User, Purpose, Context

Stupid simple software design communication.

User: A person.
Purpose: The person’s goals and desires.
Context: The environment and situation that the person is in.

If you change the user, the interface changes.
If you change the purpose, the interface changes.
If you change the context, the interface changes.

Starting Scenario

User: A qualified driver
Purpose: Go from point A to point B
Context: Over land
Interface: Car

Change The User

User: A licensed pilot
Purpose: Go from point A to point B
Context: Over land
Interface: Plane

Change The Purpose

User: A qualified driver
Purpose: Go from point A to point C
Context: Over land
Interface: Bicycle

Change The Context

Change the context.

User: A qualified driver
Purpose: Go from point A to point B
Context: Over water
Interface: Boat

How To Use

Apply this model before starting on interface sketches, wireframes or prototypes. It’s OK if it’s initially wrong and you start with assumptions…
as long as you verify your assumptions with research.

If you’re simply telling a story of the sketches, wireframes or prototype, use this model as your introduction before revealing them to people. It primes everyone. It creates common ground. Wondrous things will happen. It’s a framework to tell a product story. Again, though, be sure to have a disclaimer that it needs to be tested and verified against research.

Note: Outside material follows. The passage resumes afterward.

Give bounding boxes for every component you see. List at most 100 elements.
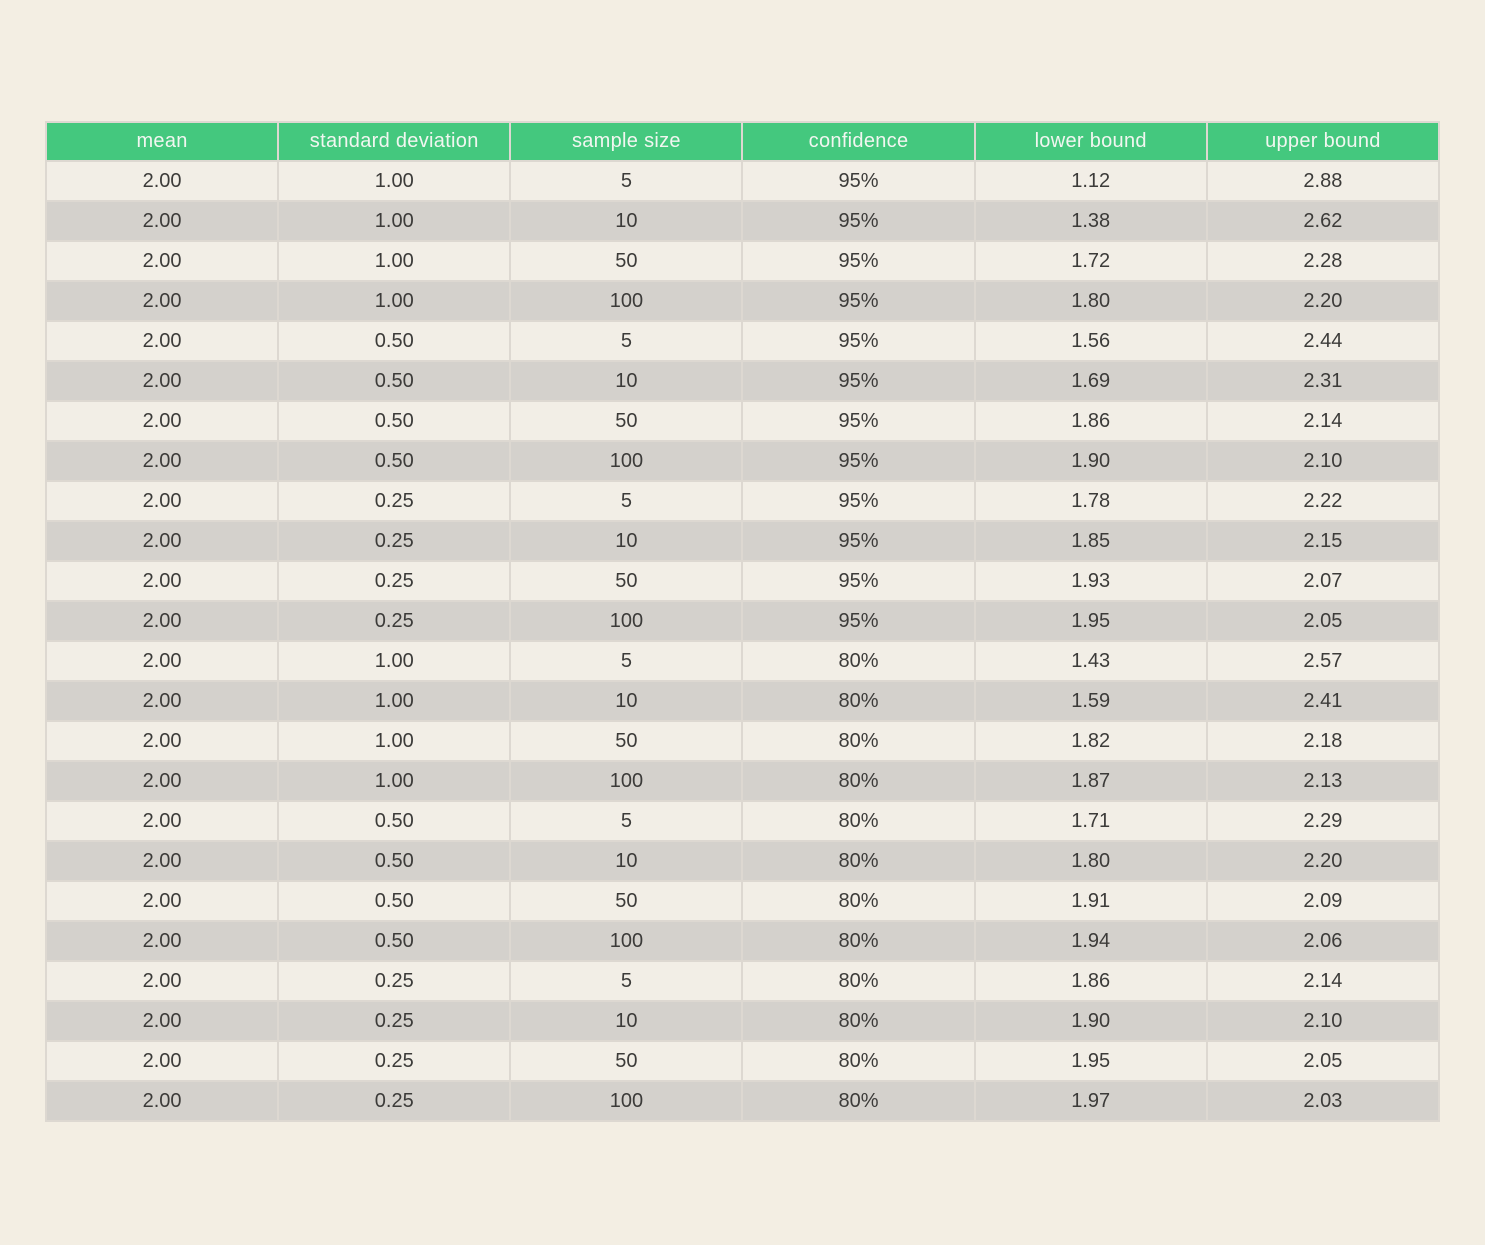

Guerrilla testing is better than none.

Why Use It?

  • To keep it simple. To focus.
  • To more easily spot assumptions that would destroy the product.
  • To ensure the core of the product stays true to 80% of the people that will use it.
  • To keep people, and yourself, focused on the core of the product or page.
  • To prevent feature creep.
  • To more easily communicate the intentions of an interface (product).
  • To communicate your design decisions effectively, with confidence, and without overhead.
  • To expand your design/UX arsenal.
  • To help give design equal respect among business and technology requirements.
  • To provide and create a common language that builds common ground towards a shared vision.
  • To avoid over-complicated models that aren't realistic when working on multidisciplinary teams in tight timelines or rapid development cycles.
  • To keep you humble.

When To Use It

  • When you want to try something new.
  • When you recognize not everyone is on the same page.
  • When you want to build a story to introduce new design concepts.
  • When you've exhausted everything else to prevent feature creep.
  • When you’re working with people who are very attached to the existing, standard way’s of doing things.
  • When people are arguing on details that don’t really matter to the overall user experience. (buttons on the left or right?)